World-Renowned Musicians and Scholars perform at UNC Asheville, October 2-6, 2014
by Steve Plever
Musicians, scholars and activists from around the nation and abroad will gather at UNC Asheville October 2-6 for Ecomusics & Ecomusicologies 2014: Dialogues – five days of concerts and workshops connecting music and ecological awareness.
Music performances will be held at UNC Asheville’s indoor and outdoor spaces and extend to off-campus music venues. Scholars from 26 U.S. states, Canada, Finland, the United Kingdom and Australia will contribute to workshops that comprise the third annual global Ecomusicologies conference. Prior conferences were held in Brisbane, Australia (2013) and New Orleans (2012).
“Dialogues – verbal, musical and ecological – are keys to our interconnected world,” said William Bares, conference organizer, jazz pianist, and UNC Asheville assistant professor of music. “Music reaches people on the emotional level and can help us ‘feel’ connections to each other and to the larger environment.”
“Hosting this international conference allows UNC Asheville to showcase and celebrate transdisciplinary sustainability scholarship, practice and activism,” said Sonia Marcus, UNC Asheville director of sustainability. “It will be the centerpiece of the university’s Fall Greenfest highlighting campus sustainability efforts.”
Ecomusics and Ecomusicologies 2014’s first day will be highlighted by The Crossroads Project – a collaboration between the Fry Street Quartet and physicist Robert Davies of Utah State University, who focuses on communicating the science of climate change, energy and sustainability. The concert takes place at 7 p.m. Thursday, October 2, 2014 at UNC Asheville’s Lipinsky Auditorium.
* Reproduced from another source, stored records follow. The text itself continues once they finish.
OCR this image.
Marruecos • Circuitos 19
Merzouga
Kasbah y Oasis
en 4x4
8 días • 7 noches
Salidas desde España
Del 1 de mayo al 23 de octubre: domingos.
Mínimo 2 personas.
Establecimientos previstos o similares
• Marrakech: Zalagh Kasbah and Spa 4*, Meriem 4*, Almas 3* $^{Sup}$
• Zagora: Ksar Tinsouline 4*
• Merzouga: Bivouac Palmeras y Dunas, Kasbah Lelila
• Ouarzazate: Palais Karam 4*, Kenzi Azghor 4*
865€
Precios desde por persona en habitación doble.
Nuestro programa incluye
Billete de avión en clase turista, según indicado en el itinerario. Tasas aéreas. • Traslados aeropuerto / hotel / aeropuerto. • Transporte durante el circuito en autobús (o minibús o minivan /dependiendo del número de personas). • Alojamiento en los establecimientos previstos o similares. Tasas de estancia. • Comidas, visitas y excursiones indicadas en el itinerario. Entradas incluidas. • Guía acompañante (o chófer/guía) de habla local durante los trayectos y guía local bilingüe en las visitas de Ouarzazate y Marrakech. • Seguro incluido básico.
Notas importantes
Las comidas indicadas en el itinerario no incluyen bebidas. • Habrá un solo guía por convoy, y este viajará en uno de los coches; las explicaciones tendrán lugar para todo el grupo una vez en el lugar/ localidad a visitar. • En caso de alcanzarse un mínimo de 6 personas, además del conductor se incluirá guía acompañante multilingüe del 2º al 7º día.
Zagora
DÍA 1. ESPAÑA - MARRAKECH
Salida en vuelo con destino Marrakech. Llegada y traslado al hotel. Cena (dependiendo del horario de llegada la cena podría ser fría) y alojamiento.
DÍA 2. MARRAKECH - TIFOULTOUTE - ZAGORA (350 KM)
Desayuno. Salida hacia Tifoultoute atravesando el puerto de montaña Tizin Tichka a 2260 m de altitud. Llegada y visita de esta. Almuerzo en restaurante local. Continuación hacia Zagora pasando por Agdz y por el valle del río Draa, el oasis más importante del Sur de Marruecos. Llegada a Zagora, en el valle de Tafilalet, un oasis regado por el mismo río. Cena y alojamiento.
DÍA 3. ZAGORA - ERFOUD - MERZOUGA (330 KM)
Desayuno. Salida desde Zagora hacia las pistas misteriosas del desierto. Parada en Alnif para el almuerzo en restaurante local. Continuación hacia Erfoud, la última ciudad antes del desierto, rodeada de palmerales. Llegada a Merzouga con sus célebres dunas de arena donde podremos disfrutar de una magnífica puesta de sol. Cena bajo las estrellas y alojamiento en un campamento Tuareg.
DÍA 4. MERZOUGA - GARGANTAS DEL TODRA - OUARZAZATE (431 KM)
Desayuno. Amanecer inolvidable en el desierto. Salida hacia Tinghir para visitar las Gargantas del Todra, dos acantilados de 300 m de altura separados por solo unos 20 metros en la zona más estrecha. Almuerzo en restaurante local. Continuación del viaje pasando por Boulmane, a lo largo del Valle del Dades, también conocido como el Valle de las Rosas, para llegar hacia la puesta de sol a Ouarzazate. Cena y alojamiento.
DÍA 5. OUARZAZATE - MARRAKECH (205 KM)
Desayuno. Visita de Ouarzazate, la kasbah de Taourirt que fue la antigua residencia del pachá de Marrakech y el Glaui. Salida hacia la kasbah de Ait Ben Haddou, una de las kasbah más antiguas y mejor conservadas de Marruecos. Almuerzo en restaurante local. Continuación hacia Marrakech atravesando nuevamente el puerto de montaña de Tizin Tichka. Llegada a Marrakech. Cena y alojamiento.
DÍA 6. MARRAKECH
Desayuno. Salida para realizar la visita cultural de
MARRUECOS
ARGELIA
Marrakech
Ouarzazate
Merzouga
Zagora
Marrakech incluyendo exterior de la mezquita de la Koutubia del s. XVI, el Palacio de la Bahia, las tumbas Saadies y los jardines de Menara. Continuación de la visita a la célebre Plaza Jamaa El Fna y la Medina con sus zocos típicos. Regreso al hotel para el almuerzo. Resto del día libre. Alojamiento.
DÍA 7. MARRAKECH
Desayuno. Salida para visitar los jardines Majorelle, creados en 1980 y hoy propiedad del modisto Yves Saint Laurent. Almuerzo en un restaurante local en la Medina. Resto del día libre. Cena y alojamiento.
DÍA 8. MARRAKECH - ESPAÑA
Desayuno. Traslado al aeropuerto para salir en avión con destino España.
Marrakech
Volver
Seven-time Grammy Award winner Paul Winter, whose pioneering compositions incorporating recordings of whales and wolves raised awareness about endangered species, will present The Music of Humans and Other Species at Isis Restaurant and Music Hall in West Asheville at 8 p.m. Friday, October 3, 2014.
Outdoor music will envelop UNC Asheville’s campus at 12:30 p.m. Saturday, October 4, 2014 when 99 percussionists led by Andy Bliss and the nief-norf Project perform Inuksuit by composer John Luther Adams, winner of the 2014 Pulitzer Prize for music.
Some events are free and open to the public. Conference registration is $125 for the public, $75 for students and $30 for UNC Asheville students, and includes admission to all concerts, workshops and panels. Tickets to individual concerts are also available. Registration, tickets and information are available at ecomusicologies.org.